American Indians and travelers on the Old Spanish Trail watered at the springs, but the town got its start because the railroad from Salt Lake City to Los Angeles needed a place to house workers.

Today, it's a go-go, 24-hour metropolis of casinos, nightclubs and restaurants that lures 37 million tourists a year. Marquee casinos with dancing fountains and canals sprouted where the springs dried up long ago.

Down the Las Vegas Strip are scale models of the Eiffel Tower, the Statue of Liberty and an Egyptian pyramid. Up the Strip, the curvy Wynn Las Vegas resort opened last month at a cost of $2.7 billion.

Not surprising for this city of excess, there's nothing humble about Las Vegas' celebration of the May 15, 1905, land auction that drew hardy buyers to dusty home sites in what is now downtown.

A birthday cake larger than a basketball court, fireworks, concerts, simultaneous "I Do's" for 100 couples and a resurrected "Helldorado Days" parade are scheduled in and around the town that didn't have a paved road until 1924.

It now has 1.7 million residents and car-choked freeways to funnel residents to work from sprawling suburbs.

"We want the whole world to celebrate with us," said Mayor Oscar Goodman, a former mob lawyer now in his second term.

Drawing attention and people was a lesson learned a century ago from townsfolk artful with hyperbole and unblinking pragmatism.

Skeptical of the 1900 U.S. Census, which put the area population at 30 people, Michael Green, a Community College of Southern Nevada professor, checked residents' signatures.

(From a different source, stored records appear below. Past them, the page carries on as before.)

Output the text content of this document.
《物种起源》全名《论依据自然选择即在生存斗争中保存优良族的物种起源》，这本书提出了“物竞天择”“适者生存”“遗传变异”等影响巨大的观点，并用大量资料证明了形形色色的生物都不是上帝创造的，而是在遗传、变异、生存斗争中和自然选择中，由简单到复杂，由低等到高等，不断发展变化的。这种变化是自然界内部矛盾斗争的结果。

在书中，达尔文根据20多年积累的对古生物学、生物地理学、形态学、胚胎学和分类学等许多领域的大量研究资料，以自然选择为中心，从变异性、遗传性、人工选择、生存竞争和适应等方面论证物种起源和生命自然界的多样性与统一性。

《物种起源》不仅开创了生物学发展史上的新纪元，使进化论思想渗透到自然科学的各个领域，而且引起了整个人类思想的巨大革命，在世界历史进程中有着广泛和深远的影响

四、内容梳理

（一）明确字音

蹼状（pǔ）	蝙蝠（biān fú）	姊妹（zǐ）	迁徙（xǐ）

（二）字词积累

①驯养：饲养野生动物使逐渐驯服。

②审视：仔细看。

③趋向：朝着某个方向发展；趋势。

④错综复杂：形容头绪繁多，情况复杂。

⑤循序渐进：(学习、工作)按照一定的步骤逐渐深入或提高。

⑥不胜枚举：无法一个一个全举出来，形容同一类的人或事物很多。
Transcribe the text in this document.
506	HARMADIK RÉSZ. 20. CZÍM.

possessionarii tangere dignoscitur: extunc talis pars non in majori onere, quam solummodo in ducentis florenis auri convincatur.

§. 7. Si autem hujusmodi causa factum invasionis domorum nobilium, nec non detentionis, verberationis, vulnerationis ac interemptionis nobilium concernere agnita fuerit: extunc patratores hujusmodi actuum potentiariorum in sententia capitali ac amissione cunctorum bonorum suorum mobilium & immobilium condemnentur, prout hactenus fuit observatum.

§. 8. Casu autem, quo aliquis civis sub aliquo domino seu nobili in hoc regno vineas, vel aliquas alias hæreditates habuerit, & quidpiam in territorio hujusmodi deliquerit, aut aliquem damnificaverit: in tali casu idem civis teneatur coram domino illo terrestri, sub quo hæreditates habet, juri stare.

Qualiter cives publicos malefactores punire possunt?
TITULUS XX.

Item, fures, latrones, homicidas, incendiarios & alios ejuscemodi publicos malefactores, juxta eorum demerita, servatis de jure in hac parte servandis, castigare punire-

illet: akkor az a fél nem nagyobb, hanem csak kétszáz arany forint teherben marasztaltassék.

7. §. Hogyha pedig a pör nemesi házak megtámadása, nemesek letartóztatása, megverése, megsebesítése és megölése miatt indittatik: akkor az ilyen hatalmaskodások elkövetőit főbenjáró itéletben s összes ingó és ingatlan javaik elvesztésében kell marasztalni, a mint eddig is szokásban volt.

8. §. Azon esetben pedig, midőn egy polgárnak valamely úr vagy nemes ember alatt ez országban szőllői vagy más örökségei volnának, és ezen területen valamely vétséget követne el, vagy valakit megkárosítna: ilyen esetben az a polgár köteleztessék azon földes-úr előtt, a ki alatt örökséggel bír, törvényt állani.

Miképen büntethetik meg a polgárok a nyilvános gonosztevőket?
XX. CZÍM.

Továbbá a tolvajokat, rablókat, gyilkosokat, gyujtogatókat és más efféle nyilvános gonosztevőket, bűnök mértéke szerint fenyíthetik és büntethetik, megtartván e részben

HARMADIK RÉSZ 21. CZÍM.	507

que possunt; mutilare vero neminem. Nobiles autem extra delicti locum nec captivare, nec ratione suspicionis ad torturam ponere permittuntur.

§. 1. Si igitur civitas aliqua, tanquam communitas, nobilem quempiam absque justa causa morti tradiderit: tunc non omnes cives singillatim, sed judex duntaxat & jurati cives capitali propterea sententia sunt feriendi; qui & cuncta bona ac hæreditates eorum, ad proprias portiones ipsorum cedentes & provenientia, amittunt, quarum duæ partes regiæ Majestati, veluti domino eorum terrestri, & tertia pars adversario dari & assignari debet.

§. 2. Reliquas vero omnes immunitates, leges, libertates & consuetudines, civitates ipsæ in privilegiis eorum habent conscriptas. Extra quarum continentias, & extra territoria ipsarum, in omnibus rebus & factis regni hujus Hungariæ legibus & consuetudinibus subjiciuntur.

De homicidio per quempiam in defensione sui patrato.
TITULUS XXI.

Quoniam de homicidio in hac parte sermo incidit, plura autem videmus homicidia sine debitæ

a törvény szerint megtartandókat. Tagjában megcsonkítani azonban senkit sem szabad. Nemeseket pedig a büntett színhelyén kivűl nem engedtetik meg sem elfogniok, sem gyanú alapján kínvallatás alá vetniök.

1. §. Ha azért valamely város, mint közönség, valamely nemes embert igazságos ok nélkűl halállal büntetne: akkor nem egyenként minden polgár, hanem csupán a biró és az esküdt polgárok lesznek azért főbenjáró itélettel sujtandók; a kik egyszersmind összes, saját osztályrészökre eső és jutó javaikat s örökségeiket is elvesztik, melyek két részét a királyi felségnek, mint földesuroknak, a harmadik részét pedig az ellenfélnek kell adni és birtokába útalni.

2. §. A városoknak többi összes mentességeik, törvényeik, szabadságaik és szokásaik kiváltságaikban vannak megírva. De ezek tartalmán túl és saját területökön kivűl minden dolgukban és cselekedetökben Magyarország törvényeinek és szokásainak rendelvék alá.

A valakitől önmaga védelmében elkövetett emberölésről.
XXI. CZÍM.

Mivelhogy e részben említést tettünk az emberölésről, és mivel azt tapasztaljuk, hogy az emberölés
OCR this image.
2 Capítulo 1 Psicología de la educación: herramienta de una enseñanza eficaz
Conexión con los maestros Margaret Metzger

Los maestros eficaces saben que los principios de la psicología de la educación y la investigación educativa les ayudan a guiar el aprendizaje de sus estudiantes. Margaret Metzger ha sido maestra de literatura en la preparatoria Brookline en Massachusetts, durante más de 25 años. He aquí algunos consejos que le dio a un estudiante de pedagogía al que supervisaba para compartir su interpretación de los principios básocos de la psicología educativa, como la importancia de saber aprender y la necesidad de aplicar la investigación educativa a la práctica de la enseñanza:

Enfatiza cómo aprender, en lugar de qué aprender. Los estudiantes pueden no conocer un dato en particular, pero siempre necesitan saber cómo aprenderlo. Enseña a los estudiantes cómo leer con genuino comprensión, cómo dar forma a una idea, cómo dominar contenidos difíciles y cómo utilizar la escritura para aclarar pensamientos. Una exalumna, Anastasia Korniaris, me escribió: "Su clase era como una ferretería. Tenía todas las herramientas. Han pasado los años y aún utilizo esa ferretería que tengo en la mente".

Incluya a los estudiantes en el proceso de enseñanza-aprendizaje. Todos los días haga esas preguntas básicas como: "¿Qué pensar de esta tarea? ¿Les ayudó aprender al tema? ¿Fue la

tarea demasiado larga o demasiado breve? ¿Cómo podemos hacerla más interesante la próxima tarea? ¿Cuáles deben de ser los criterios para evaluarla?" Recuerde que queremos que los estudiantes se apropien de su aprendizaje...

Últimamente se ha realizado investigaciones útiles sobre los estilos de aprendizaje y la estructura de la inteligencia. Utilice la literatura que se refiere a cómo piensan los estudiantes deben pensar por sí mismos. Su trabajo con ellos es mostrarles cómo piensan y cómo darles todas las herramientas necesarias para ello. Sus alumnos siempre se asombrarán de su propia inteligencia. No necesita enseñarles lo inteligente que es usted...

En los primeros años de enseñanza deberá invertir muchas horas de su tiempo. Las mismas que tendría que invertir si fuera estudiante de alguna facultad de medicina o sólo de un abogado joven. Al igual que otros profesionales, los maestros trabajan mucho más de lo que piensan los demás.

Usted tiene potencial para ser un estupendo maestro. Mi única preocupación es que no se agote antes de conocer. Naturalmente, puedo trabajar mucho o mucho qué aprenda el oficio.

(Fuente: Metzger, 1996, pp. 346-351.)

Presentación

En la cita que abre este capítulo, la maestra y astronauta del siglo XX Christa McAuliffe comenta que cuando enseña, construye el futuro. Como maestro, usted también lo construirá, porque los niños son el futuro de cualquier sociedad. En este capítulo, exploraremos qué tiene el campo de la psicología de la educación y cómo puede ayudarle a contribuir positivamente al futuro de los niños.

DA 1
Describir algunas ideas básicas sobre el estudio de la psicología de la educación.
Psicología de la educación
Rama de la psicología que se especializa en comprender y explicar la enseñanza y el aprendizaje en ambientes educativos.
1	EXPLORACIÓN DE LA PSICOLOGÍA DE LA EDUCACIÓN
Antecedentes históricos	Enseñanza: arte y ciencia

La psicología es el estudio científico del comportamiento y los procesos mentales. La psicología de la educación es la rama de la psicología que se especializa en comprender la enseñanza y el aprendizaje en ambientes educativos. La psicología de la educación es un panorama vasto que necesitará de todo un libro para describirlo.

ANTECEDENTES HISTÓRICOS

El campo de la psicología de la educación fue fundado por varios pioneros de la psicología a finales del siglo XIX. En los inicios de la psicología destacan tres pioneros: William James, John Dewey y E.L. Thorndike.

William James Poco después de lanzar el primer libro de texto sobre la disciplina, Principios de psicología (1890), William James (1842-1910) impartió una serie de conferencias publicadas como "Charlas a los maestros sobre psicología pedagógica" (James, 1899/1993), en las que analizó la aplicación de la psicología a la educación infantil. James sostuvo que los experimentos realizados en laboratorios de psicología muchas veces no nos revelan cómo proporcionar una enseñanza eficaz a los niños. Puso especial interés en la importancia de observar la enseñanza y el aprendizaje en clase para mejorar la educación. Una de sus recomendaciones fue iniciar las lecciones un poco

"They look uncharacteristically alike," said Green, co-author of "Las Vegas: A Centennial History." Many probably worked a ranch owned by Helen Stewart, who sold almost 3 square miles to William Andrews Clark for homesites. Clark, namesake for what is now Clark County, was principal owner of the San Pedro, Los Angeles & Salt Lake Railroad.

More settlers soon came — drawn from Los Angeles and Salt Lake City by cheap land and the promise of train ticket refund if they plunked down as little as $100 on a lot.